Área conhecida como "cova rasa" ou "lugar para enterrar indigentes" espanta, principalmente por ser de responsabilidade da Prefeitura

Cidade
Por Ocinei Trindade
10 de outubro de 2021 - 0h05
Sepultamento é feito em área tomada por mato no Cemitério do Caju (Imagens André Santo e Carlos Grevi)

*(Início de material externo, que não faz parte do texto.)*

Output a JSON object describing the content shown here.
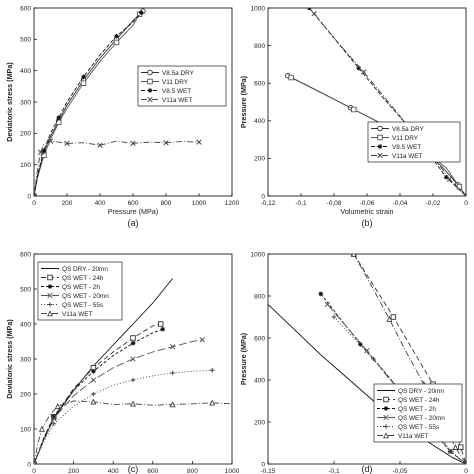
{
  "chart_data": [
    {
      "type": "line",
      "panel_label": "(a)",
      "xlabel": "Pressure (MPa)",
      "ylabel": "Deviatoric stress (MPa)",
      "xlim": [
        0,
        1200
      ],
      "ylim": [
        0,
        600
      ],
      "xticks": [
        0,
        200,
        400,
        600,
        800,
        1000,
        1200
      ],
      "yticks": [
        0,
        100,
        200,
        300,
        400,
        500,
        600
      ],
      "grid": false,
      "legend_position": "right",
      "series": [
        {
          "name": "V8.5a DRY",
          "color": "#333333",
          "dash": "",
          "marker": "circle",
          "x": [
            0,
            20,
            60,
            100,
            150,
            200,
            300,
            400,
            500,
            600,
            660
          ],
          "y": [
            0,
            60,
            140,
            190,
            240,
            290,
            370,
            440,
            500,
            560,
            590
          ]
        },
        {
          "name": "V11 DRY",
          "color": "#555555",
          "dash": "",
          "marker": "square",
          "x": [
            0,
            20,
            60,
            100,
            150,
            200,
            300,
            400,
            500,
            600,
            640
          ],
          "y": [
            0,
            55,
            130,
            180,
            235,
            280,
            360,
            430,
            490,
            545,
            580
          ]
        },
        {
          "name": "V8.5 WET",
          "color": "#111111",
          "dash": "4,2",
          "marker": "star",
          "x": [
            0,
            20,
            60,
            100,
            150,
            200,
            300,
            400,
            500,
            600,
            650
          ],
          "y": [
            0,
            65,
            145,
            200,
            250,
            300,
            380,
            450,
            510,
            555,
            585
          ]
        },
        {
          "name": "V11a WET",
          "color": "#444444",
          "dash": "6,2,1,2",
          "marker": "x",
          "x": [
            0,
            20,
            40,
            60,
            100,
            150,
            200,
            300,
            400,
            500,
            600,
            700,
            800,
            900,
            1000
          ],
          "y": [
            0,
            80,
            140,
            165,
            175,
            172,
            168,
            170,
            162,
            175,
            168,
            172,
            170,
            174,
            172
          ]
        }
      ]
    },
    {
      "type": "line",
      "panel_label": "(b)",
      "xlabel": "Volumetric strain",
      "ylabel": "Pressure (MPa)",
      "xlim": [
        -0.12,
        0
      ],
      "ylim": [
        0,
        1000
      ],
      "xticks": [
        -0.12,
        -0.1,
        -0.08,
        -0.06,
        -0.04,
        -0.02,
        0
      ],
      "xtick_labels": [
        "-0,12",
        "-0,1",
        "-0,08",
        "-0,06",
        "-0,04",
        "-0,02",
        "0"
      ],
      "yticks": [
        0,
        200,
        400,
        600,
        800,
        1000
      ],
      "grid": false,
      "legend_position": "bottom-right",
      "series": [
        {
          "name": "V8.5a DRY",
          "color": "#333333",
          "dash": "",
          "marker": "circle",
          "x": [
            -0.108,
            -0.09,
            -0.07,
            -0.05,
            -0.03,
            -0.015,
            -0.005,
            0
          ],
          "y": [
            640,
            560,
            470,
            380,
            270,
            160,
            60,
            0
          ]
        },
        {
          "name": "V11 DRY",
          "color": "#555555",
          "dash": "",
          "marker": "square",
          "x": [
            -0.106,
            -0.088,
            -0.068,
            -0.048,
            -0.028,
            -0.012,
            -0.004,
            0
          ],
          "y": [
            630,
            550,
            460,
            370,
            260,
            150,
            50,
            0
          ]
        },
        {
          "name": "V8.5 WET",
          "color": "#111111",
          "dash": "4,2",
          "marker": "star",
          "x": [
            -0.095,
            -0.08,
            -0.065,
            -0.05,
            -0.035,
            -0.022,
            -0.012,
            0
          ],
          "y": [
            1000,
            840,
            680,
            520,
            370,
            220,
            100,
            0
          ]
        },
        {
          "name": "V11a WET",
          "color": "#444444",
          "dash": "6,2,1,2",
          "marker": "x",
          "x": [
            -0.092,
            -0.078,
            -0.062,
            -0.048,
            -0.034,
            -0.02,
            -0.01,
            0
          ],
          "y": [
            970,
            820,
            660,
            510,
            360,
            210,
            90,
            0
          ]
        }
      ]
    },
    {
      "type": "line",
      "panel_label": "(c)",
      "xlabel": "Pressure (MPa)",
      "ylabel": "Deviatoric stress (MPa)",
      "xlim": [
        0,
        1000
      ],
      "ylim": [
        0,
        600
      ],
      "xticks": [
        0,
        200,
        400,
        600,
        800,
        1000
      ],
      "yticks": [
        0,
        100,
        200,
        300,
        400,
        500,
        600
      ],
      "grid": false,
      "legend_position": "top-left",
      "series": [
        {
          "name": "QS DRY - 20mn",
          "color": "#111111",
          "dash": "",
          "marker": "none",
          "x": [
            0,
            50,
            100,
            200,
            300,
            400,
            500,
            600,
            700
          ],
          "y": [
            0,
            70,
            130,
            210,
            280,
            340,
            400,
            460,
            530
          ]
        },
        {
          "name": "QS WET - 24h",
          "color": "#333333",
          "dash": "5,3",
          "marker": "square",
          "x": [
            0,
            50,
            100,
            200,
            300,
            400,
            500,
            600,
            640
          ],
          "y": [
            0,
            75,
            135,
            215,
            275,
            320,
            360,
            395,
            400
          ]
        },
        {
          "name": "QS WET - 2h",
          "color": "#111111",
          "dash": "3,2",
          "marker": "star",
          "x": [
            0,
            50,
            100,
            200,
            300,
            400,
            500,
            600,
            650
          ],
          "y": [
            0,
            75,
            135,
            210,
            265,
            310,
            345,
            375,
            385
          ]
        },
        {
          "name": "QS WET - 20mn",
          "color": "#555555",
          "dash": "8,3",
          "marker": "x",
          "x": [
            0,
            50,
            100,
            200,
            300,
            400,
            500,
            600,
            700,
            800,
            850
          ],
          "y": [
            0,
            70,
            130,
            195,
            240,
            275,
            300,
            320,
            335,
            350,
            355
          ]
        },
        {
          "name": "QS WET - 55s",
          "color": "#444444",
          "dash": "1,2",
          "marker": "plus",
          "x": [
            0,
            50,
            100,
            200,
            300,
            400,
            500,
            600,
            700,
            800,
            900
          ],
          "y": [
            0,
            65,
            115,
            165,
            200,
            225,
            240,
            252,
            260,
            265,
            268
          ]
        },
        {
          "name": "V11a WET",
          "color": "#444444",
          "dash": "6,2,1,2",
          "marker": "triangle",
          "x": [
            0,
            20,
            40,
            80,
            120,
            200,
            300,
            400,
            500,
            600,
            700,
            800,
            900,
            1000
          ],
          "y": [
            0,
            60,
            100,
            140,
            165,
            180,
            178,
            170,
            172,
            168,
            170,
            172,
            175,
            172
          ]
        }
      ]
    },
    {
      "type": "line",
      "panel_label": "(d)",
      "xlabel": "Volumetric strain",
      "ylabel": "Pressure (MPa)",
      "xlim": [
        -0.15,
        0
      ],
      "ylim": [
        0,
        1000
      ],
      "xticks": [
        -0.15,
        -0.1,
        -0.05,
        0
      ],
      "xtick_labels": [
        "-0,15",
        "-0,1",
        "-0,05",
        "0"
      ],
      "yticks": [
        0,
        200,
        400,
        600,
        800,
        1000
      ],
      "grid": false,
      "legend_position": "bottom-right",
      "series": [
        {
          "name": "QS DRY - 20mn",
          "color": "#111111",
          "dash": "",
          "marker": "none",
          "x": [
            -0.15,
            -0.13,
            -0.11,
            -0.09,
            -0.07,
            -0.05,
            -0.03,
            -0.01,
            0
          ],
          "y": [
            760,
            640,
            520,
            410,
            300,
            200,
            110,
            30,
            0
          ]
        },
        {
          "name": "QS WET - 24h",
          "color": "#333333",
          "dash": "5,3",
          "marker": "square",
          "x": [
            -0.085,
            -0.07,
            -0.055,
            -0.04,
            -0.025,
            -0.012,
            -0.004,
            0
          ],
          "y": [
            1000,
            850,
            700,
            540,
            380,
            220,
            80,
            0
          ]
        },
        {
          "name": "QS WET - 2h",
          "color": "#111111",
          "dash": "3,2",
          "marker": "star",
          "x": [
            -0.11,
            -0.095,
            -0.08,
            -0.062,
            -0.045,
            -0.028,
            -0.012,
            0
          ],
          "y": [
            810,
            690,
            570,
            440,
            310,
            180,
            60,
            0
          ]
        },
        {
          "name": "QS WET - 20mn",
          "color": "#555555",
          "dash": "8,3",
          "marker": "x",
          "x": [
            -0.105,
            -0.09,
            -0.075,
            -0.06,
            -0.043,
            -0.027,
            -0.012,
            0
          ],
          "y": [
            760,
            650,
            540,
            420,
            300,
            180,
            60,
            0
          ]
        },
        {
          "name": "QS WET - 55s",
          "color": "#444444",
          "dash": "1,2",
          "marker": "plus",
          "x": [
            -0.1,
            -0.085,
            -0.07,
            -0.055,
            -0.04,
            -0.025,
            -0.011,
            0
          ],
          "y": [
            700,
            600,
            500,
            390,
            280,
            170,
            60,
            0
          ]
        },
        {
          "name": "V11a WET",
          "color": "#444444",
          "dash": "6,2,1,2",
          "marker": "triangle",
          "x": [
            -0.085,
            -0.07,
            -0.058,
            -0.045,
            -0.032,
            -0.02,
            -0.008,
            0
          ],
          "y": [
            1000,
            830,
            690,
            530,
            380,
            230,
            80,
            0
          ]
        }
      ]
    }
  ]
}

O maior cemitério de Campos dos Goytacazes contém muitos registros históricos importantes, mas também vários problemas e reclamações. A área, que leva o nome do bairro, Caju, reúne um complexo com outras três unidades católicas e uma judaica, além de setores abertos à comunidade em geral. Contudo, o que chama a atenção é a área destinada aos mais pobres, sem condições de pagar por um sepultamento. Conhecida como cova rasa ou área de indigentes, a administração municipal denomina “área social” o local que frequentemente é tomado por mato, insegurança, aspecto de abandono e ações de suspeitos por tráfico de drogas e violação de sepulturas. A sensação de perplexidade e indignação são frequentes ali.

Em todas as áreas do histórico Caju há alguma danificação

Durante alguns dias, a reportagem do Terceira Via percorreu a extensa área do Cemitério do Caju. Ficou constatada na área aberta ao público a danificação de alguns túmulos, com tampas e lápides quebradas. Isto também ocorre nos cemitérios das irmandades católicas São Francisco, Nossa Senhora do Carmo, Nossa Senhora do Terço, além do Cemitério Israelita voltado para a comunidade judaica. Estes cemitérios ficam dentro do Caju, mas são de responsabilidade dos religiosos. Cabe à Companhia de Desenvolvimento de Campos (Codemca) da Prefeitura Municipal, administrar todo o Caju, além de outros 23 cemitérios públicos espalhados na zona rural e nos distritos.

Julio César Xavier é gerente da Codemca

Segundo o gerente Júlio César Xavier, o custo anual de manutenção das unidades passa de R$ 1,5 milhão, com pagamento de pessoal e equipamentos. A Prefeitura de Campos passou a recadastrar os proprietários de túmulos e a cobrar taxa anual de conservação no valor de R$134,03. Quanto ao espaço social do Caju destinado aos pobres e indigentes que estava em péssimo estado de conservação, Xavier se explica.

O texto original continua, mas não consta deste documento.